Parallel resistance confusion ( fire alarm system )

Discussion in 'General Electronics Chat' started by EEjack, Sep 30, 2009.

  1. EEjack

    Thread Starter New Member

    Sep 30, 2009
    I am troubleshooting a fire alarm system that has strobe circuits. The strobes have a positive and negative terminal. Putting my multimeter across the terminals (+ to +, - to -) I read 79K ohms. The other way (+ to -, - to +) I read nothing. All very normal and typical of what I would expect a fire alarm strobe to do.

    An example circuit of 2 strobes are wired in parallel and at the end of the circuit there is a 24K ohm resistor. Reading the circuit in what we would consider standby or monitoring mode (+ to -, - to +) I read the 24K ohm resister perfectly. However in active mode (+ to +, - to -) instead of reading something like 15K I am reading 22K.

    Doing the math 1/14.929 = 1/79 + 1/79 + 1/24

    I realize I am missing something amazingly obvious as the system works, strobes do their thing, panels are happily monitoring the strobes, but I do not understand where I have gone astray.

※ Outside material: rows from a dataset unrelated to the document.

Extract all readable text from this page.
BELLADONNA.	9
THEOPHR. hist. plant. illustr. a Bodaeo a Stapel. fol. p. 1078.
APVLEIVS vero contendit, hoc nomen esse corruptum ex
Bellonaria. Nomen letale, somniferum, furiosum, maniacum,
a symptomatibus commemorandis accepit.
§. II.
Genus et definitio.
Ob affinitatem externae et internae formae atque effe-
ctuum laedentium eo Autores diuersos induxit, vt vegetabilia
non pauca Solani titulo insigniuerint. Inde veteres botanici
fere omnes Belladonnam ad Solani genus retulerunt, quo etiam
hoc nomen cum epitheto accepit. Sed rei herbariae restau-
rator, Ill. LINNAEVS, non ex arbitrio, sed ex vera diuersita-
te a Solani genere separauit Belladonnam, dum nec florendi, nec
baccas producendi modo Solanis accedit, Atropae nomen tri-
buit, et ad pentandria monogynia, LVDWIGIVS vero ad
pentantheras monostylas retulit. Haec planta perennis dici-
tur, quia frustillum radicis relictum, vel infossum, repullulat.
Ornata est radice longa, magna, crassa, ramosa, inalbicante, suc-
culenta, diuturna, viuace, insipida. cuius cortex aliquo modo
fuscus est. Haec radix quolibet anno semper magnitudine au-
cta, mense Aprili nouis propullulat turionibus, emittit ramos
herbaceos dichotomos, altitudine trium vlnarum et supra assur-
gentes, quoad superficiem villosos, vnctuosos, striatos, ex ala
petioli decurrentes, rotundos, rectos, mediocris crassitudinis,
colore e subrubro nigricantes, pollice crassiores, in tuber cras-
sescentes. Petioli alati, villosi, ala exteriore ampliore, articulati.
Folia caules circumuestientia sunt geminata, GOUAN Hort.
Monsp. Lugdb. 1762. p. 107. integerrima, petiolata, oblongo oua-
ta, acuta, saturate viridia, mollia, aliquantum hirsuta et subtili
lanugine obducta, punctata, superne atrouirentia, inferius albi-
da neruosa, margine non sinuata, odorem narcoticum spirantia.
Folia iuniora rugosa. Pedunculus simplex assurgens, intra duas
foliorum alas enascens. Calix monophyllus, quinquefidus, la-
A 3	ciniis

    Thank you for your time and kind attention,

  2. ifixit

    AAC Fanatic!

    Nov 20, 2008

    Your multimeter is designed to read pure resistances only with the circuit not powered. The strobe terminals appear to have a diode, or similar non-linear device, in series with the resistance, which will give you a reading that is difficult to predict. Diodes read open in the reverse direction, and some resistance in the forward direction. The reading will vary depending on, the meter design, meter battery voltage, diode type and temperature.

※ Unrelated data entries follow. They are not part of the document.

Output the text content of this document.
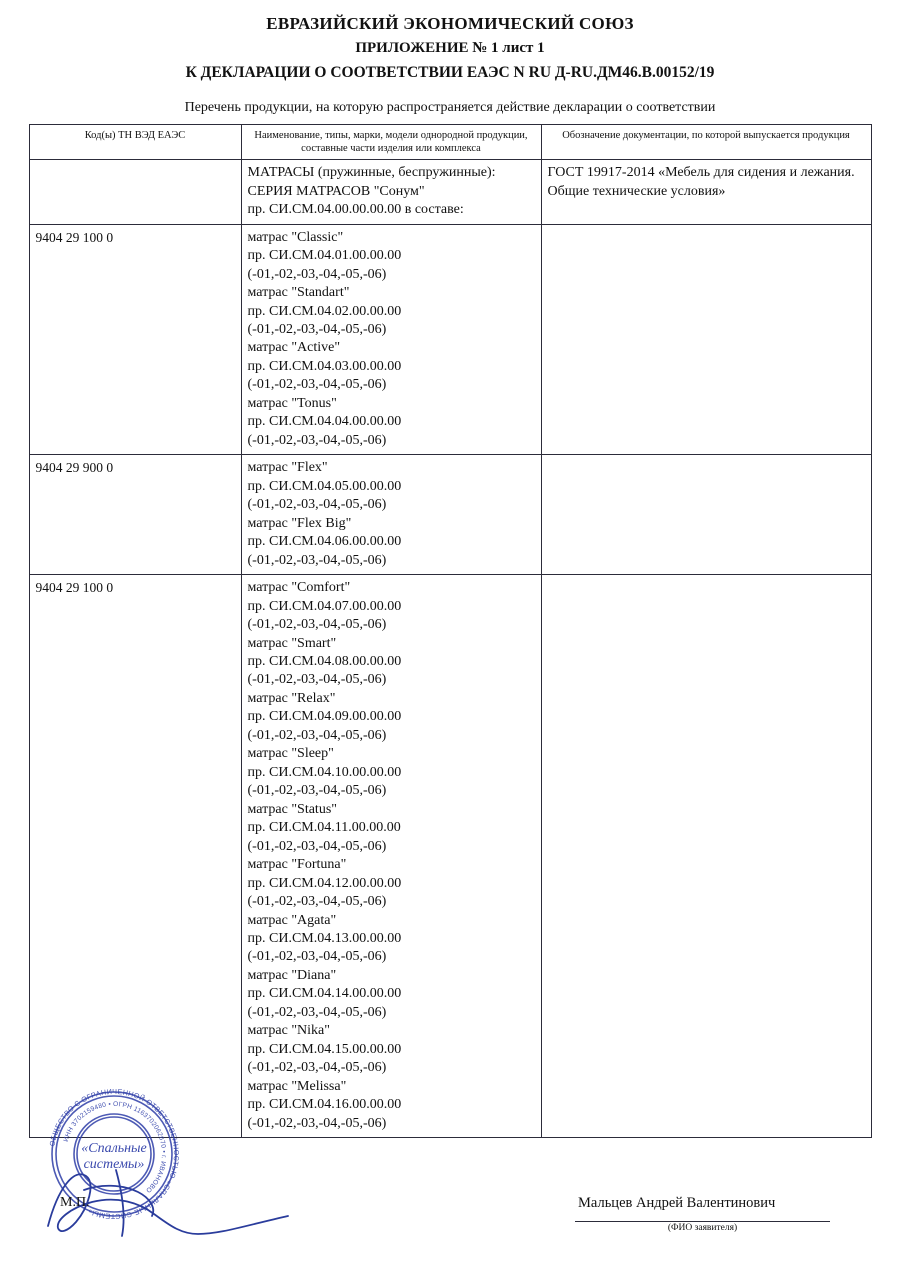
ЕВРАЗИЙСКИЙ ЭКОНОМИЧЕСКИЙ СОЮЗ
ПРИЛОЖЕНИЕ № 1 лист 1
К ДЕКЛАРАЦИИ О СООТВЕТСТВИИ ЕАЭС N RU Д-RU.ДМ46.В.00152/19
Перечень продукции, на которую распространяется действие декларации о соответствии
Код(ы) ТН ВЭД ЕАЭС	Наименование, типы, марки, модели однородной продукции, составные части изделия или комплекса	Обозначение документации, по которой выпускается продукция

	МАТРАСЫ (пружинные, беспружинные):
СЕРИЯ МАТРАСОВ "Сонум"
пр. СИ.СМ.04.00.00.00.00 в составе:	ГОСТ 19917-2014 «Мебель для сидения и лежания. Общие технические условия»
9404 29 100 0	матрас "Classic"
пр. СИ.СМ.04.01.00.00.00
(-01,-02,-03,-04,-05,-06)
матрас "Standart"
пр. СИ.СМ.04.02.00.00.00
(-01,-02,-03,-04,-05,-06)
матрас "Active"
пр. СИ.СМ.04.03.00.00.00
(-01,-02,-03,-04,-05,-06)
матрас "Tonus"
пр. СИ.СМ.04.04.00.00.00
(-01,-02,-03,-04,-05,-06)

9404 29 900 0	матрас "Flex"
пр. СИ.СМ.04.05.00.00.00
(-01,-02,-03,-04,-05,-06)
матрас "Flex Big"
пр. СИ.СМ.04.06.00.00.00
(-01,-02,-03,-04,-05,-06)

9404 29 100 0	матрас "Comfort"
пр. СИ.СМ.04.07.00.00.00
(-01,-02,-03,-04,-05,-06)
матрас "Smart"
пр. СИ.СМ.04.08.00.00.00
(-01,-02,-03,-04,-05,-06)
матрас "Relax"
пр. СИ.СМ.04.09.00.00.00
(-01,-02,-03,-04,-05,-06)
матрас "Sleep"
пр. СИ.СМ.04.10.00.00.00
(-01,-02,-03,-04,-05,-06)
матрас "Status"
пр. СИ.СМ.04.11.00.00.00
(-01,-02,-03,-04,-05,-06)
матрас "Fortuna"
пр. СИ.СМ.04.12.00.00.00
(-01,-02,-03,-04,-05,-06)
матрас "Agata"
пр. СИ.СМ.04.13.00.00.00
(-01,-02,-03,-04,-05,-06)
матрас "Diana"
пр. СИ.СМ.04.14.00.00.00
(-01,-02,-03,-04,-05,-06)
матрас "Nika"
пр. СИ.СМ.04.15.00.00.00
(-01,-02,-03,-04,-05,-06)
матрас "Melissa"
пр. СИ.СМ.04.16.00.00.00
(-01,-02,-03,-04,-05,-06)

ОБЩЕСТВО С ОГРАНИЧЕННОЙ ОТВЕТСТВЕННОСТЬЮ «СПАЛЬНЫЕ СИСТЕМЫ»
ИНН 3702159480 • ОГРН 1163702062670 • г. ИВАНОВО
«Спальные
системы»
М.П.	Мальцев Андрей Валентинович
(ФИО заявителя)
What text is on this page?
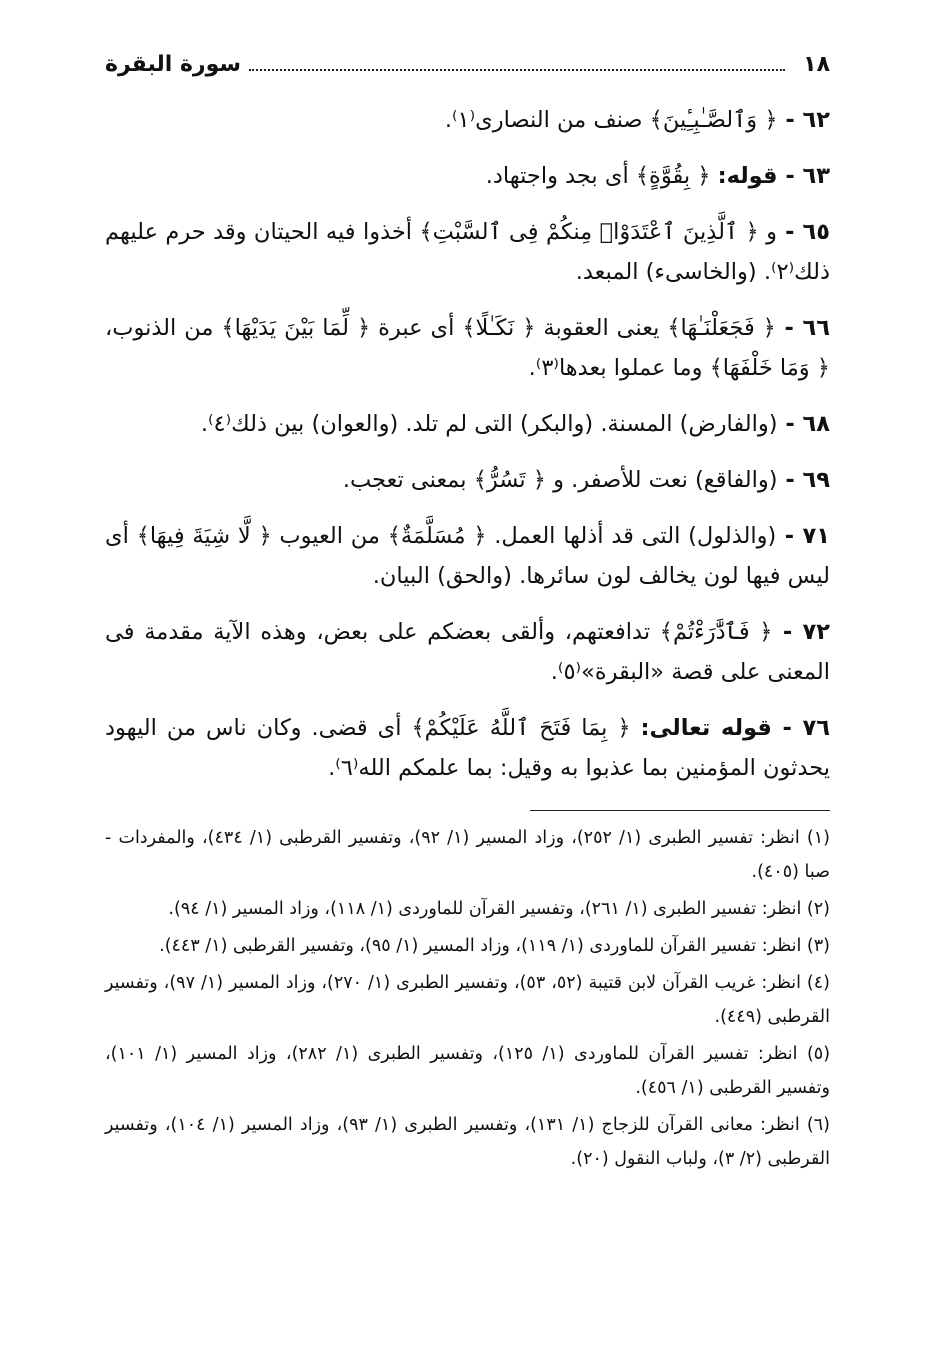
١٨
سورة البقرة

٦٢ - ﴿ وَٱلصَّـٰبِـِٔينَ﴾ صنف من النصارى⁽١⁾.

٦٣ - قوله: ﴿ بِقُوَّةٍ﴾ أى بجد واجتهاد.

٦٥ - و ﴿ ٱلَّذِينَ ٱعْتَدَوْا۟ مِنكُمْ فِى ٱلسَّبْتِ﴾ أخذوا فيه الحيتان وقد حرم عليهم ذلك⁽٢⁾. (والخاسىء) المبعد.

٦٦ - ﴿ فَجَعَلْنَـٰهَا﴾ يعنى العقوبة ﴿ نَكَـٰلًا﴾ أى عبرة ﴿ لِّمَا بَيْنَ يَدَيْهَا﴾ من الذنوب، ﴿ وَمَا خَلْفَهَا﴾ وما عملوا بعدها⁽٣⁾.

٦٨ - (والفارض) المسنة. (والبكر) التى لم تلد. (والعوان) بين ذلك⁽٤⁾.

٦٩ - (والفاقع) نعت للأصفر. و ﴿ تَسُرُّ﴾ بمعنى تعجب.

٧١ - (والذلول) التى قد أذلها العمل. ﴿ مُسَلَّمَةٌ﴾ من العيوب ﴿ لَّا شِيَةَ فِيهَا﴾ أى ليس فيها لون يخالف لون سائرها. (والحق) البيان.

٧٢ - ﴿ فَٱدَّٰرَءْتُمْ﴾ تدافعتهم، وألقى بعضكم على بعض، وهذه الآية مقدمة فى المعنى على قصة «البقرة»⁽٥⁾.

٧٦ - قوله تعالى: ﴿ بِمَا فَتَحَ ٱللَّهُ عَلَيْكُمْ﴾ أى قضى. وكان ناس من اليهود يحدثون المؤمنين بما عذبوا به وقيل: بما علمكم الله⁽٦⁾.

(١) انظر: تفسير الطبرى (١/ ٢٥٢)، وزاد المسير (١/ ٩٢)، وتفسير القرطبى (١/ ٤٣٤)، والمفردات - صبا (٤٠٥).

(٢) انظر: تفسير الطبرى (١/ ٢٦١)، وتفسير القرآن للماوردى (١/ ١١٨)، وزاد المسير (١/ ٩٤).

(٣) انظر: تفسير القرآن للماوردى (١/ ١١٩)، وزاد المسير (١/ ٩٥)، وتفسير القرطبى (١/ ٤٤٣).

(٤) انظر: غريب القرآن لابن قتيبة (٥٢، ٥٣)، وتفسير الطبرى (١/ ٢٧٠)، وزاد المسير (١/ ٩٧)، وتفسير القرطبى (٤٤٩).

(٥) انظر: تفسير القرآن للماوردى (١/ ١٢٥)، وتفسير الطبرى (١/ ٢٨٢)، وزاد المسير (١/ ١٠١)، وتفسير القرطبى (١/ ٤٥٦).

(٦) انظر: معانى القرآن للزجاج (١/ ١٣١)، وتفسير الطبرى (١/ ٩٣)، وزاد المسير (١/ ١٠٤)، وتفسير القرطبى (٢/ ٣)، ولباب النقول (٢٠).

    Putting a resister in parallel with this kind of circuit may very well not give you the reading that is calculated.

  3. gerty

    AAC Fanatic!

    Aug 30, 2007
    You probably have a diode across the strobe to polarize it.
    That way the panel can send a small current through it to make sure it's still connected. The resistor at the last device is called the EOL or End Of Line
    resistor. The small current is passed by that resistor back to the panel for supervision. What that means is if the voltage goes away, the line is broken,
    and if the voltage goes high (no drop across resistor) the line is shorted.
    In the standby mode the polarity is reversed from the alarm mode.
    I don't follow your math, what are the numbers and what are you calculating for?
  4. EEjack

    Thread Starter New Member

    Sep 30, 2009
    You are correct about how things are working. I am trying to understand why in a circuit of two strobes ( which each read 79K ohms ) and one end of line resistor (24K ohms) instead of reading 15K ohms I am reading 22K ohms.

    In circuits ranging from 2 through 8 strobes my readings through hover in the 22K ohm range. If the strobes acted like true non variable resistors this should not happen. Obviously they are not.

    In the many years I have troubleshot systems like this it never occurred to me to explain why ... until an apprentice challenged me to explain it better than I had.